With all these mentioned, it is surprising that the reaction seem to be understudied by the origin of life community. There was some interest in the nitrogen containing heterocyclic compounds formed as a product of the reaction early on by Joan Oro, about 50 years ago. There is a paper written almost 20 years ago, where the products of all canonical amino acids and ribose are synthesized and the profile of the products is compared to the composition of carbonaceous chondrite meteorite, and finding them rather different. Currently, there is a renewed interest in the Maillard reaction as a route to pyridines and purines, where it becomes just one of many other routes previously studied.

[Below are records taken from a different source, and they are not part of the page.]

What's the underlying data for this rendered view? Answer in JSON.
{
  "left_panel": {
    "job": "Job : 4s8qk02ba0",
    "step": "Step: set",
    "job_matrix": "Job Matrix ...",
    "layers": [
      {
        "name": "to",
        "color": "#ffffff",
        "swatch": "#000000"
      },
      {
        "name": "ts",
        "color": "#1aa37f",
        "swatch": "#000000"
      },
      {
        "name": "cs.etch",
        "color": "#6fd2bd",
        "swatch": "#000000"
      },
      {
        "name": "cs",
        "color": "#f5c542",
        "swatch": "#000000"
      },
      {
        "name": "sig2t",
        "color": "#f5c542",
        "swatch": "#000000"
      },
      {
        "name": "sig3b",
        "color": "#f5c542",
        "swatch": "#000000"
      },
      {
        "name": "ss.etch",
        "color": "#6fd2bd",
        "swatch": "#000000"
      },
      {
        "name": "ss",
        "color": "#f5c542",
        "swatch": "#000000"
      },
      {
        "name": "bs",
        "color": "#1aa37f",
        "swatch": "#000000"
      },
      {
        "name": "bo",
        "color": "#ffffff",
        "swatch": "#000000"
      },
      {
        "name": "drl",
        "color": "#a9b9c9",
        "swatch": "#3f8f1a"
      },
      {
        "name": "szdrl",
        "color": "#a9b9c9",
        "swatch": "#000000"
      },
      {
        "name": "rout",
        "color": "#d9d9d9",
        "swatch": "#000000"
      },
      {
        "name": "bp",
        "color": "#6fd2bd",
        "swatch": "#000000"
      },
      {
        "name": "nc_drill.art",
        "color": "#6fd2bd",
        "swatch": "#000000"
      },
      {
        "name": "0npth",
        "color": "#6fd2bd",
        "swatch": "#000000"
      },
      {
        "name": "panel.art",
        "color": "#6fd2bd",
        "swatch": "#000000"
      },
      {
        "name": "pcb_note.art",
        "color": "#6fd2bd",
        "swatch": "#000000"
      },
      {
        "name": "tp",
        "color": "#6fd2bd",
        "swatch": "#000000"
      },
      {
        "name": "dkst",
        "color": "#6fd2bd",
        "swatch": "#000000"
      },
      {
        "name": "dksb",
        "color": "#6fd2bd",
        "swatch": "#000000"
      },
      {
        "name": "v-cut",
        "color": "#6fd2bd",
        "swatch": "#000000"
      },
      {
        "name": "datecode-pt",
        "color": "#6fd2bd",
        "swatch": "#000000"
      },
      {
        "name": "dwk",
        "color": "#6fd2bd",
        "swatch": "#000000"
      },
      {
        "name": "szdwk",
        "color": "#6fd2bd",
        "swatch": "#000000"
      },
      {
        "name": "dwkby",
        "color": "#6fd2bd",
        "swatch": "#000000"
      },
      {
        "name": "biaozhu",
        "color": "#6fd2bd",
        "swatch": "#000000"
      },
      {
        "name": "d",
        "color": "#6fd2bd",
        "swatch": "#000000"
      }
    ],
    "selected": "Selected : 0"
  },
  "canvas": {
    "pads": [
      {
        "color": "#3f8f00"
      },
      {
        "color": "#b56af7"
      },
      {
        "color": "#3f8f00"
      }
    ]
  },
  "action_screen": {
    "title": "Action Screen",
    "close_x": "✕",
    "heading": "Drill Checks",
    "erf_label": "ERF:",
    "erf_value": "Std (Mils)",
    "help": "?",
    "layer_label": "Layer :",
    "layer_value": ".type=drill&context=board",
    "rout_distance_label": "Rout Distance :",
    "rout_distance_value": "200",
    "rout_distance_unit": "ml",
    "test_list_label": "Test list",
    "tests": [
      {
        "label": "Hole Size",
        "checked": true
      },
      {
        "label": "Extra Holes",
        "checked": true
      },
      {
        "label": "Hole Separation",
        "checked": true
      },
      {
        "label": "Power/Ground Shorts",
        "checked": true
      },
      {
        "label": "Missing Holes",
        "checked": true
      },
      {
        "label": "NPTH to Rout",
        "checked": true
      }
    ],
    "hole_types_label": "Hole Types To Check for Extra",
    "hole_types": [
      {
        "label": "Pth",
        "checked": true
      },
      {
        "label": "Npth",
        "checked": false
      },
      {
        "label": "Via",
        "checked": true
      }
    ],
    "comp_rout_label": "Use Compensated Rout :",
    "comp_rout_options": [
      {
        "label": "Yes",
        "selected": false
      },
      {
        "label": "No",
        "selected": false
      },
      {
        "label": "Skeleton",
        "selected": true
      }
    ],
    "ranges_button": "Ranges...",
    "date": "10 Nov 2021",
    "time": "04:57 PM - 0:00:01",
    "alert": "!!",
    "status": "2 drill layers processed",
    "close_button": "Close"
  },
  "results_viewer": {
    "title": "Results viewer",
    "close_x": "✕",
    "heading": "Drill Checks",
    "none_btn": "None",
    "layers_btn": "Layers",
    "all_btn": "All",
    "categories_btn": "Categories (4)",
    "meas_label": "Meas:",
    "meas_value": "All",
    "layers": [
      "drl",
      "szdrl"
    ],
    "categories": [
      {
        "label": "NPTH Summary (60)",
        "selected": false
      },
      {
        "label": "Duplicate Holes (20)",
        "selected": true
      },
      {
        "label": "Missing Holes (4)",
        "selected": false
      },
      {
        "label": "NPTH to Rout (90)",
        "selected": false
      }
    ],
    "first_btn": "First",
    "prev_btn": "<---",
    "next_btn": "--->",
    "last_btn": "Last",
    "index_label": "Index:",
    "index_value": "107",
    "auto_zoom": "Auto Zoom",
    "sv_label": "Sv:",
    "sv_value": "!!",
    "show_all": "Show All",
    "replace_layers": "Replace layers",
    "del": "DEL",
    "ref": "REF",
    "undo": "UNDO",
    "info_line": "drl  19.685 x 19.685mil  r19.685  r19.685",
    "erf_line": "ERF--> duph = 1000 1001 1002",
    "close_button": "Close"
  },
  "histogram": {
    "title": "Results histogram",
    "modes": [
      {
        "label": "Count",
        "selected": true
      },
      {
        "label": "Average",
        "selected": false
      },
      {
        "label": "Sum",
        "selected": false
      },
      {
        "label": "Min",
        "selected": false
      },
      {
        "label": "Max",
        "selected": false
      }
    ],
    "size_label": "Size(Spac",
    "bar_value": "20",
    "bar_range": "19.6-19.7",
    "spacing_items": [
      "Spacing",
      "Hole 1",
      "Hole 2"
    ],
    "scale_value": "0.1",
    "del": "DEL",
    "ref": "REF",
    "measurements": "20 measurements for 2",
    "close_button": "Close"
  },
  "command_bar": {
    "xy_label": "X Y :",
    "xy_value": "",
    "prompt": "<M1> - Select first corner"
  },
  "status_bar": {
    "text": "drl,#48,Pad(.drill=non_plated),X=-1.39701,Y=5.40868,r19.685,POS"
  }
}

Unfortunately, with a narrow focus on nucleotide and peptide synthesis that seem to dominate research in prebiotic chemistry, there is little interest in synthetic routes to the “secondary metabolism” compounds. Who wants to be considered “secondary”, anyways? That makes a lot of prebiotic chemistry rather dull for the senses: most of the reactions you can see in the lab are just rows of vials with transparent solutions of peptides and nucleotides. We like starting simple and having predictable outcomes, because it seems “reasonable” and “logical”. Maillard reaction seems to unruly, too much like “cooking” the prebiotic soup.

Can it be just the lack of imagination? Maybe life did not start as a transparent goo of peptides and nucleic acids writing a code, but first erupted in the bright colors of cofactor chemistry, which also “smelled rather well”?